By Caitlin Esch
Not surprisingly, Richmond does poorly in a test of indoor air quality. But so does bucolic Bolinas.
Excerpt: Those dust bunnies behind the couch may be worse for you than you think. A recent study analyzing air and dust samples from homes in Richmond and Bolinas found more than a hundred separate household and industrial chemicals, most of which are believed to cause cancer and thyroid, reproductive, and neurological disorders.
Air found in homes in both locations contained phenols, a type of chemical found in detergents, paints, plastics, and pesticides that has been shown to harm reproduction in animals; polybrominated diphenyl ethers, which are found in flame retardants used in furniture, electronics, carpet, and baby products, and are believed to affect brain development and disrupt thyroid hormones; and PCBs, which are found in vinyl, pesticides, plastic packaging, and wood finishes, and affect development and cause cancer.

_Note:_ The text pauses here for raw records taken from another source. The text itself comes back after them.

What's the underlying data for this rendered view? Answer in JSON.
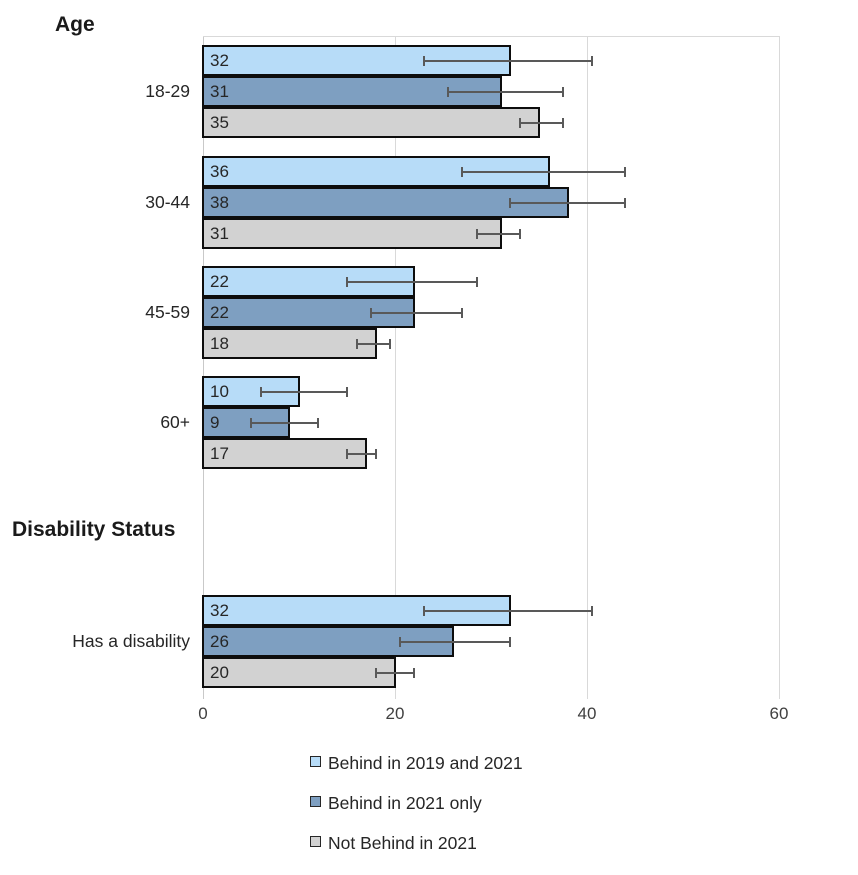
{
  "page": {
    "background": "#ffffff"
  },
  "sections": [
    {
      "title": "Age"
    },
    {
      "title": "Disability Status"
    }
  ],
  "legend": {
    "items": [
      {
        "label": "Behind in 2019 and 2021",
        "color": "#B7DCF8"
      },
      {
        "label": "Behind in 2021 only",
        "color": "#7E9FC1"
      },
      {
        "label": "Not Behind in 2021",
        "color": "#D2D2D2"
      }
    ]
  },
  "colors": {
    "bar_border": "#0d0d0d",
    "error_bar": "#595959",
    "gridline": "#d9d9d9",
    "text": "#262626"
  },
  "chart_data": {
    "type": "bar",
    "orientation": "horizontal",
    "grid": true,
    "legend_position": "bottom",
    "x_axis": {
      "ticks": [
        0,
        20,
        40,
        60
      ],
      "range": [
        0,
        64
      ]
    },
    "series_names": [
      "Behind in 2019 and 2021",
      "Behind in 2021 only",
      "Not Behind in 2021"
    ],
    "error_bars": "horizontal confidence intervals with end caps",
    "groups": [
      {
        "section": "Age",
        "category": "18-29",
        "values": [
          32,
          31,
          35
        ],
        "ci_low": [
          23,
          25.5,
          33
        ],
        "ci_high": [
          40.5,
          37.5,
          37.5
        ]
      },
      {
        "section": "Age",
        "category": "30-44",
        "values": [
          36,
          38,
          31
        ],
        "ci_low": [
          27,
          32,
          28.5
        ],
        "ci_high": [
          44,
          44,
          33
        ]
      },
      {
        "section": "Age",
        "category": "45-59",
        "values": [
          22,
          22,
          18
        ],
        "ci_low": [
          15,
          17.5,
          16
        ],
        "ci_high": [
          28.5,
          27,
          19.5
        ]
      },
      {
        "section": "Age",
        "category": "60+",
        "values": [
          10,
          9,
          17
        ],
        "ci_low": [
          6,
          5,
          15
        ],
        "ci_high": [
          15,
          12,
          18
        ]
      },
      {
        "section": "Disability Status",
        "category": "Has a disability",
        "values": [
          32,
          26,
          20
        ],
        "ci_low": [
          23,
          20.5,
          18
        ],
        "ci_high": [
          40.5,
          32,
          22
        ]
      }
    ]
  }
}
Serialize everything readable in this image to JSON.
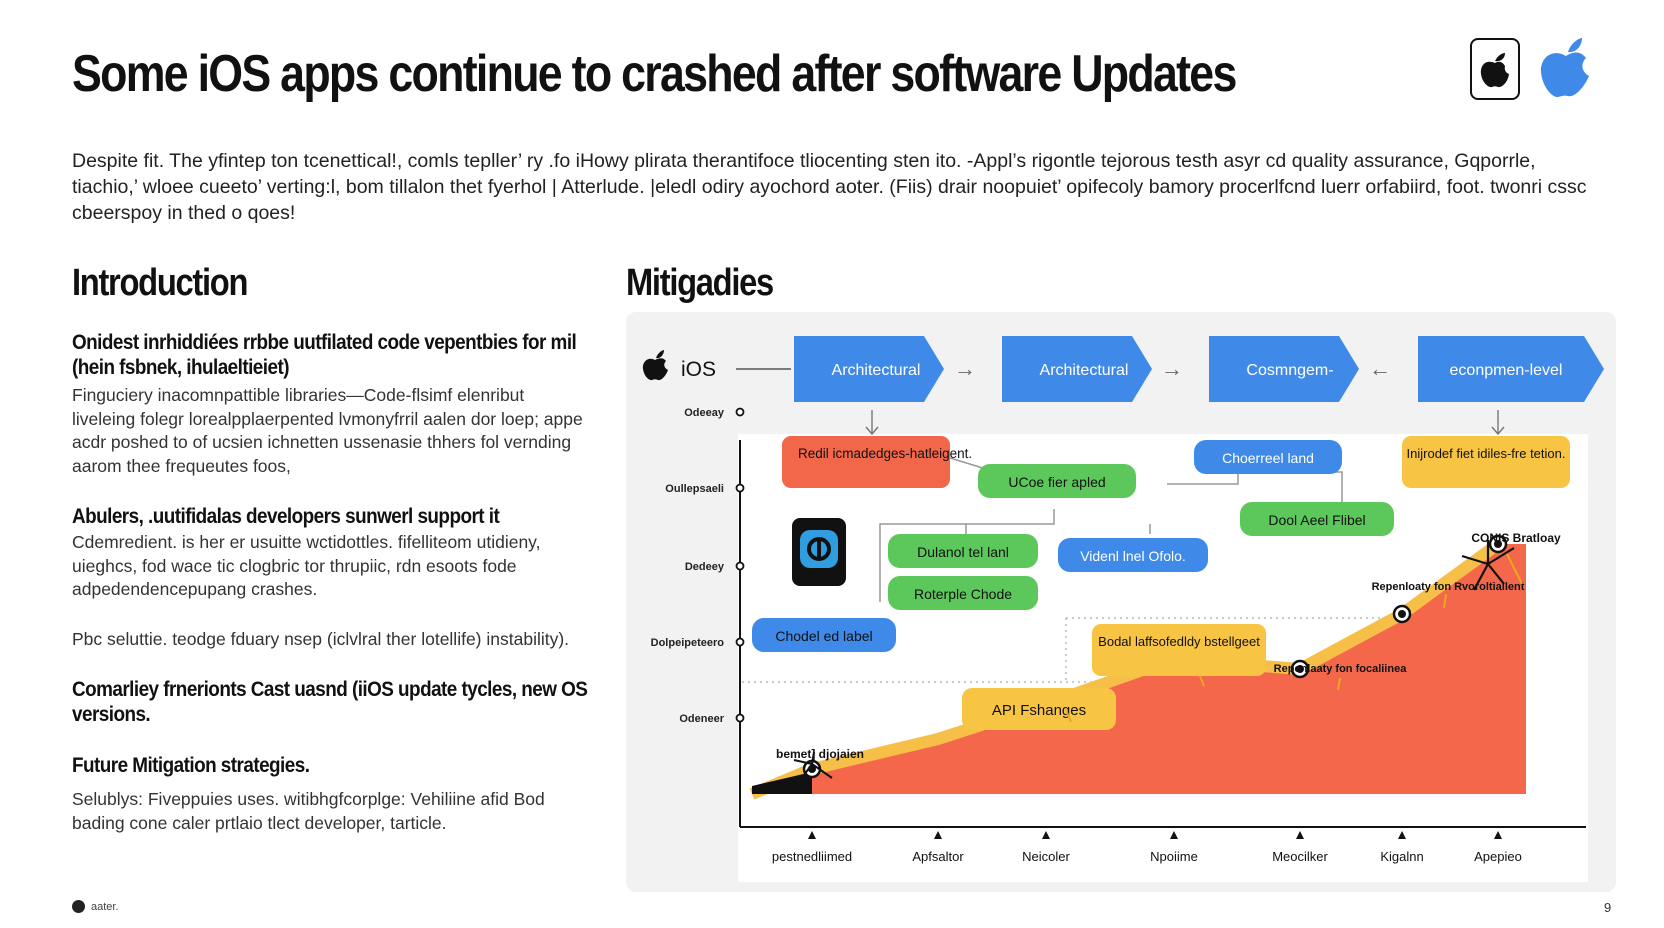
{
  "slide": {
    "title": "Some iOS apps continue to crashed after software Updates",
    "intro": "Despite fit. The yfintep ton tcenettical!, comls tepller’ ry .fo iHowy plirata therantifoce tliocenting sten ito. -Appl’s rigontle tejorous testh asyr cd quality assurance, Gqporrle, tiachio,’ wloee cueeto’ verting:l, bom tillalon thet fyerhol | Atterlude. |eledl odiry ayochord aoter. (Fiis) drair noopuiet’ opifecoly bamory procerlfcnd luerr orfabiird, foot. twonri cssc cbeerspoy in thed o qoes!",
    "page_number": "9",
    "footer_note": "aater."
  },
  "left": {
    "heading": "Introduction",
    "sections": [
      {
        "title": "Onidest inrhiddiées rrbbe uutfilated code vepentbies for mil (hein fsbnek, ihulaeltieiet)",
        "body": "Finguciery inacomnpattible libraries—Code-flsimf elenribut liveleing folegr lorealpplaerpented lvmonyfrril aalen dor loep; appe acdr poshed to of ucsien ichnetten ussenasie thhers fol vernding aarom thee frequeutes foos,"
      },
      {
        "title": "Abulers, .uutifidalas developers sunwerl support it",
        "body": "Cdemredient. is her er usuitte wctidottles. fifelliteom utidieny, uieghcs, fod wace tic clogbric tor thrupiic, rdn esoots fode adpedendencepupang crashes."
      },
      {
        "title": "",
        "body": "Pbc seluttie. teodge fduary nsep (iclvlral ther lotellife) instability)."
      },
      {
        "title": "Comarliey frnerionts Cast uasnd (iiOS update tycles, new OS versions.",
        "body": ""
      },
      {
        "title": "Future Mitigation strategies.",
        "body": "Selublys: Fiveppuies uses. witibhgfcorplge: Vehiliine afid Bod bading cone caler prtlaio tlect developer, tarticle."
      }
    ]
  },
  "right": {
    "heading": "Mitigadies",
    "ios_label": "iOS",
    "flow": [
      {
        "label": "Architectural",
        "arrow_after": "→"
      },
      {
        "label": "Architectural",
        "arrow_after": "→"
      },
      {
        "label": "Cosmngem-",
        "arrow_after": "←"
      },
      {
        "label": "econpmen-level",
        "arrow_after": ""
      }
    ],
    "y_axis_labels": [
      "Odeeay",
      "Oullepsaeli",
      "Dedeey",
      "Dolpeipeteero",
      "Odeneer"
    ],
    "x_axis_labels": [
      "pestnedliimed",
      "Apfsaltor",
      "Neicoler",
      "Npoiime",
      "Meocilker",
      "Kigalnn",
      "Apepieo"
    ],
    "chart_values": [
      0.1,
      0.22,
      0.36,
      0.54,
      0.5,
      0.72,
      1.0
    ],
    "boxes": {
      "red": "Redil icmadedges-hatleigent.",
      "green_top": "UCoe fier apled",
      "green_1": "Dulanol tel lanl",
      "green_2": "Roterple Chode",
      "green_3": "Dool Aeel Flibel",
      "blue_left": "Chodel ed label",
      "blue_mid": "Videnl lnel Ofolo.",
      "blue_top": "Choerreel land",
      "yellow_top": "Inijrodef fiet idiles-fre tetion.",
      "yellow_mid": "Bodal laffsofedldy bstellgeet",
      "yellow_api": "API Fshanges"
    },
    "annotations": {
      "start": "bemet] djojaien",
      "mid": "Repenlaaty fon focaliinea",
      "upper": "Repenloaty fon Rvoroltiallent",
      "top": "CONIS Bratloay"
    },
    "colors": {
      "flow_blue": "#3f8ae8",
      "red": "#f2664a",
      "green": "#5cc85c",
      "blue": "#3f8ae8",
      "yellow": "#f8c444",
      "area": "#f4674a",
      "line": "#f6bf47"
    }
  }
}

Exposure to any one of these chemicals is probably something to worry about. But the cumulative impact is even worse, according to Jessica Tovar, a Richmond organizer with Communities for a Better Environment. She said the air in some houses contained chemical levels at or above the maximum guidelines set by the US Environmental Protection Agency. "But a guideline doesn't mean it's enforced or that companies are following them," said Tovar. There's very weak enforcement; that's why we exist."